In the model building section of the Risk module, you can define this as follows:
Both the Probability and Severity ratings are defined in a grid with the associated values. Following this, the risk ranges or categories can be defined in the software.
The user can define any number of risk ranges or categories, e.g., Cat 1 Risk, Cat 2 Risk, etc., instead of the traditional High, Medium, or Low.
You can also color code the risk and define the required control or decision to be made once the risk has been obtained.
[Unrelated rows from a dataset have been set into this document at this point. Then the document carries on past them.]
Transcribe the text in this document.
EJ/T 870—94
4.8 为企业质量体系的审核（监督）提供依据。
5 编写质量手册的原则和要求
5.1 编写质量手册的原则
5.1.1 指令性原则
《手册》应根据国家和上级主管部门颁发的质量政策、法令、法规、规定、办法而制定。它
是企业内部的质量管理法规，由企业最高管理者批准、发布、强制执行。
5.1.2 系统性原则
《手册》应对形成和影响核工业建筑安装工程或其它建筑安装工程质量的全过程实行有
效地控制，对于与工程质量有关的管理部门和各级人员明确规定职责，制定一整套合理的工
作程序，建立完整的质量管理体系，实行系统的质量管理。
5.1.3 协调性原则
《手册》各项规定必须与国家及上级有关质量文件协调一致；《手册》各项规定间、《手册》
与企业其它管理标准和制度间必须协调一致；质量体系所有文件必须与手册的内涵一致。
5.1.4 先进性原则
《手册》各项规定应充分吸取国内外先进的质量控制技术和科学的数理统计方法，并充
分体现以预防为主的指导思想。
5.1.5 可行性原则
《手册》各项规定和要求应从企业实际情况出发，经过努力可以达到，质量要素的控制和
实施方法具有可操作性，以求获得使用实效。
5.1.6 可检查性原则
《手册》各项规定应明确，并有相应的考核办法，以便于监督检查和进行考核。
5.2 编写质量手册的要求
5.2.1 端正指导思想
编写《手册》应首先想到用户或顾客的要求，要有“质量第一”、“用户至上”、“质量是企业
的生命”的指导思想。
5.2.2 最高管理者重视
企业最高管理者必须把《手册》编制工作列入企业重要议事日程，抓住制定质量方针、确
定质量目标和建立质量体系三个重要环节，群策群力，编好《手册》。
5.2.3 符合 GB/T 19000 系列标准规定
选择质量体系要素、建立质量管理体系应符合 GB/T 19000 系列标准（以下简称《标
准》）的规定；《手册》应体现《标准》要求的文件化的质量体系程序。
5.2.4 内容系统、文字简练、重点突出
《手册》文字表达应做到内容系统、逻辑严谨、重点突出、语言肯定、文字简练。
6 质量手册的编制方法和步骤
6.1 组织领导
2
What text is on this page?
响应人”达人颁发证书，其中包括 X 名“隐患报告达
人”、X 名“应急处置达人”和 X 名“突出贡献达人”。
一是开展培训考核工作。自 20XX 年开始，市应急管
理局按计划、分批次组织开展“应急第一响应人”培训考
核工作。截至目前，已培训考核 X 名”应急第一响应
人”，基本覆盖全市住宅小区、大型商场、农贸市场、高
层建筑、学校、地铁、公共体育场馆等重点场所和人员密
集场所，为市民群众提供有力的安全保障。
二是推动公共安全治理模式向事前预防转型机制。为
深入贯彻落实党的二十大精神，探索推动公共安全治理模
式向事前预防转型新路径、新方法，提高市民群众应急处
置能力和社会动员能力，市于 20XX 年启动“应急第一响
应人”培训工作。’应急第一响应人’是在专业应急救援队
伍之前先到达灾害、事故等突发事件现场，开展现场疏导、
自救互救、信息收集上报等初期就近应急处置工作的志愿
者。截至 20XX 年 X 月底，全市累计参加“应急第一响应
The user can also define if the risk is significant or non-significant.
Once the model is defined, it can be applied to the standard workflow for setting up an audit program or activity.
For example, if you are creating an audit program for HACCP or PCP, you can then conduct a risk assessment of the program based on the model.
Above, we can see that this auditing activity, looking at HACCP, has been assessed as Medium Risk, and therefore, the audit frequency has been set at 6-monthly intervals.
The new RAM feature in SF360° allows you to risk assess every activity in your Food Safety and Quality Management System and, therefore, to build a truly risk-based system.
It’s simple and easy and we are here to assist you getting it set up.